Using protein design experiments to guide energy-function development

Why this matters

When a protein is designed on a computer, tiny “impossible overlaps” between atoms can slip into the model. Those clashes may look small on-screen, but they can push a real protein to adopt a different shape than intended. In a December 2025 bioRxiv preprint, the authors show that steric clashing is a systematic bias in a commonly used Rosetta energy function, and they describe how targeted retraining can substantially reduce it.

The challenge

The team set out to understand why experimentally determined structures of designed proteins sometimes differ from their design models. By comparing a large and diverse set of design models to corresponding crystal structures, they looked for recurring failure modes that could explain these mismatches. This analysis pointed to a putative failure mode tied to steric clashing, and also suggested another related to the strength of attractive polar-interaction energies.

The new approach

The paper follows a design-guided workflow: use experimental data from designs to reveal weaknesses in a model, then use a focused benchmark to improve it. To make the clashing problem measurable, the authors relied on an atom-pair distance-distribution benchmark built around relaxing high-resolution crystal structures in Rosetta and checking whether atom-pair distance distributions stay similar before vs. after relaxation. They evaluated performance on a set of 54 structures withheld from training.

They then retrained Rosetta’s Lennard-Jones (van der Waals) parameters using dualOptE, upweighting the atom-pair distribution benchmark to amplify the weak clashing signal. In total, they refit 15 parameters, including the overall repulsive strength (fa_rep) and radii and well depths for the carbon and hydrogen atom types implicated in the clashes. The resulting energy function is named beta_jan25.

Key results

First, the authors show that clashes are not just a design artifact. In their benchmark, structures relaxed with beta_nov16 showed elevated levels of clashing for several atom pairs, many involving at least one carbon atom from a nonpolar sidechain.

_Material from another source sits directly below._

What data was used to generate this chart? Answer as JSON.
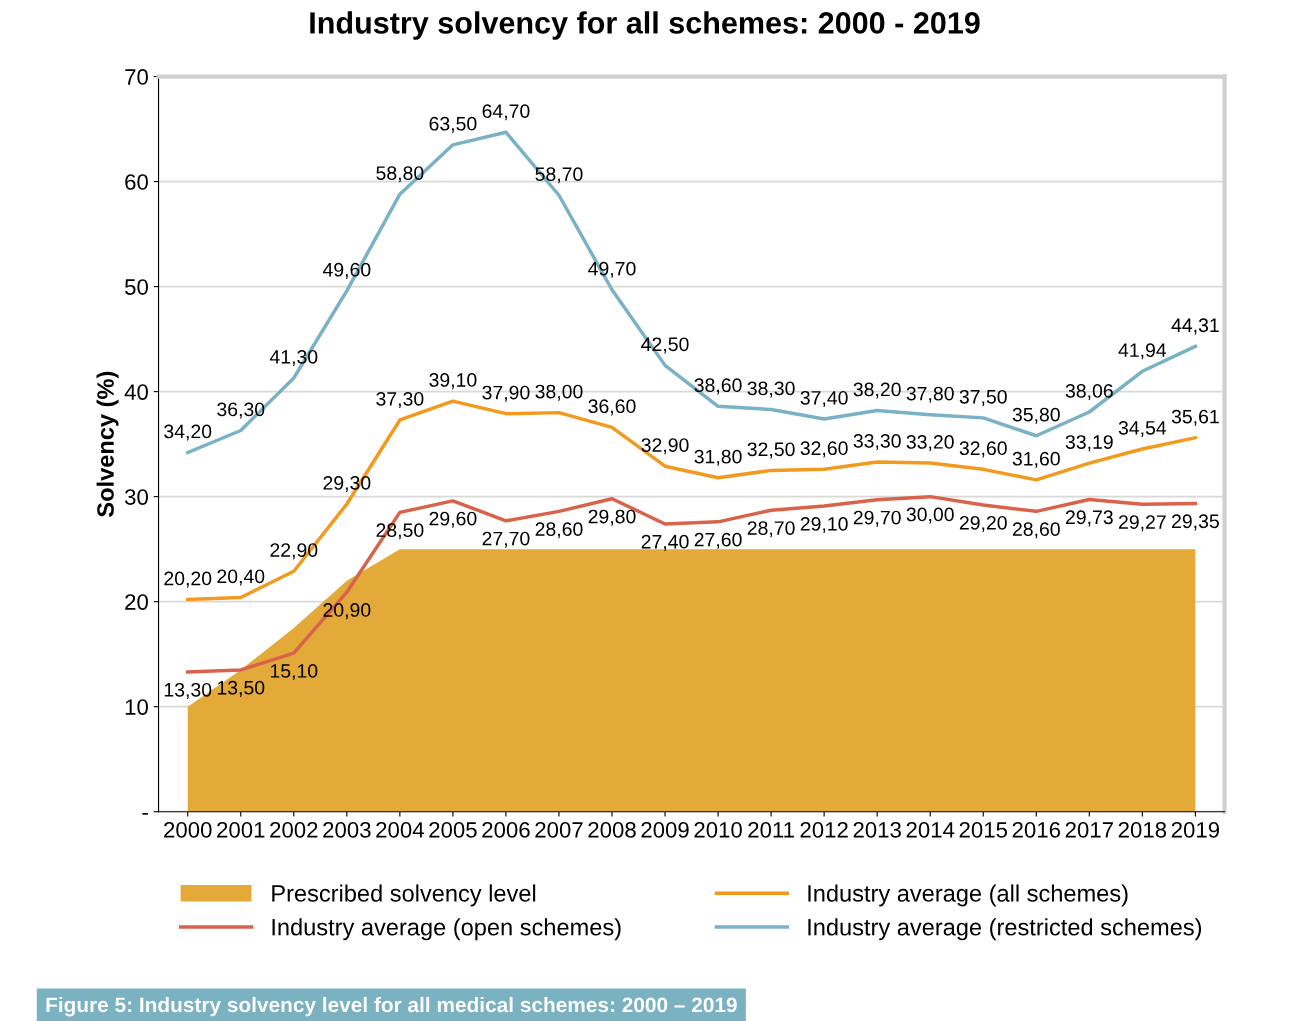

Second, where experimental structures were available, crystal structures tended to be less clashed than the corresponding design models. For carbon–carbon atom pairs from nonpolar sidechains, crystal structures had about 30% fewer clashing atom pairs on average, and reduced clashing was also observed for other atom pairs such as nonpolar sidechain carbon to backbone oxygen. The structural changes that relieved clashes ranged from minor backbone shifts to larger rearrangements that changed the design’s shape.

Third, the retrained model reduced the clashing bias in the benchmark: KL divergence values between “before” and “after” distance distributions moved closer to zero for beta_jan25 compared with beta_nov16, consistent with reduced clashing.

Validation

The study supports its conclusions by (1) systematic comparisons between design models and crystal structures, and (2) benchmark-based evaluation on withheld high-resolution structures, followed by retraining and re-evaluation that specifically targets the clashing signal.

Broader significance

Beyond this specific parameter update, the authors frame the work as a template for “learning from de novo protein design” to improve macromolecular models. They argue that overpacking can be subtle in standard benchmarks, but that amplifying the right signal can be effective, and that similar design-guided approaches could be applied to other modeling frameworks. 

A preprint of this work developed by Rocklin, Park, Baker, DiMaio and colleagues recently came out on bioRxiv.